In order to resolve economic damage claims made by consumers in the far-reaching Takata air bag litigation, Ford Motor Company has entered into a settlement under which it will pay $299.1 million.
According to records from the U.S. District Court, Southern District of Florida, the agreement is designed to compensate affected consumers for any out-of-pocket costs incurred due to the presence of Takata air bags and also to provide complimentary loaner vehicles for Ford owners and lessees as they wait to have their air bags repaired and replaced. In addition, the settlement contains terms requiring the automaker to expand its efforts to contact consumers who still own vehicles equipped with faulty air bags and who have not yet sought repairs.
These developments are the latest in a wave of economic loss claim settlements paid by automakers, following on the heels of a $533 million pact involving Subaru, Mazda, Toyota and BMW as well as a $98 million agreement between claimants and Nissan Motor Corporation.
According to plaintiffs attorneys embroiled in the litigation, Fiat Chrysler, Volkswagen, General Motors and Daimler AG/Mercedes-Benz continue to defend against Takata air bag-related claims.

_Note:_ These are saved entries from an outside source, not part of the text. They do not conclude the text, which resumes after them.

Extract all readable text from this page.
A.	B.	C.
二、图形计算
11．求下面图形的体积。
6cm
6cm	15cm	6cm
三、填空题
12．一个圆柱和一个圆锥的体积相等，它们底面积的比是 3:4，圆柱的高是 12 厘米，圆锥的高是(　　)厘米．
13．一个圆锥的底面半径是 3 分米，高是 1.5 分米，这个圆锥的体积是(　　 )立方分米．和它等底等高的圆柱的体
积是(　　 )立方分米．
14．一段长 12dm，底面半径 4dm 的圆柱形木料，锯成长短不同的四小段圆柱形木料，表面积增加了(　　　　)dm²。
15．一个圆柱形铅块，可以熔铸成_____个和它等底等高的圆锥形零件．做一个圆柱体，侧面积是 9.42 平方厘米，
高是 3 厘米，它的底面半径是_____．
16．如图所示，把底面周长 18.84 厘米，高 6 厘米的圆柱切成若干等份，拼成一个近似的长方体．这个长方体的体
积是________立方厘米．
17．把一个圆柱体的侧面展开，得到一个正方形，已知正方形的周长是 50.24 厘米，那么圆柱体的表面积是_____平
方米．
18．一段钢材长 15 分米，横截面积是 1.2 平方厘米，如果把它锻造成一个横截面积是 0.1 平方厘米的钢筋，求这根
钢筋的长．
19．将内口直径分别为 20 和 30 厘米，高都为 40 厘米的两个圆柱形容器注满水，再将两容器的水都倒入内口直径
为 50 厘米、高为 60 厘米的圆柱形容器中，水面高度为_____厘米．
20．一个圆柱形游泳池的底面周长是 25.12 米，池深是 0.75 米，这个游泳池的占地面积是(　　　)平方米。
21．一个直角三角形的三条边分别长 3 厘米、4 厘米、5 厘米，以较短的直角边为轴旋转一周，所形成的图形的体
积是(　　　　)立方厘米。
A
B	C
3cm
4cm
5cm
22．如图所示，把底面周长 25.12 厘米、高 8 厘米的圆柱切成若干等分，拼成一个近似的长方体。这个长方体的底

Known as the largest such initiative of its kind, the highly publicized Takata air bag recall resulted in the company having to file for bankruptcy protection in 2017 and also sparked a tsunami of lawsuits from injury victims and consumers alike. The mode of failure for the air bags in question involved the possibility of metal shards being forcefully projected in the direction of passengers and drivers. It is important to note that Ford’s settlement does not apply to wrongful death cases or personal injury claims.
In this particular matter, the consumer plaintiffs filed suit against Takata and the manufacturers of the vehicles in which the air bags were installed, seeking compensation for economic losses suffered as a result of owning or leasing cars containing the dangerous air bags. Pending approval from the court, Ford’s settlement offer covers roughly 6 million affected automobiles.
Lead attorney for the plaintiffs in this case stated that the settlement will play a significant role in protecting the unsuspecting public from defective Takata air bags.
Ford spokesperson Elizabeth Weigandt asserted that the company has its focus trained on the process of helping customers receive critical vehicle repairs. She went on to state that replacement parts are currently available for Ford cars within the first three priority groups and that owners and lessees are encouraged to make contact with a local dealer as soon as possible for their complimentary repairs.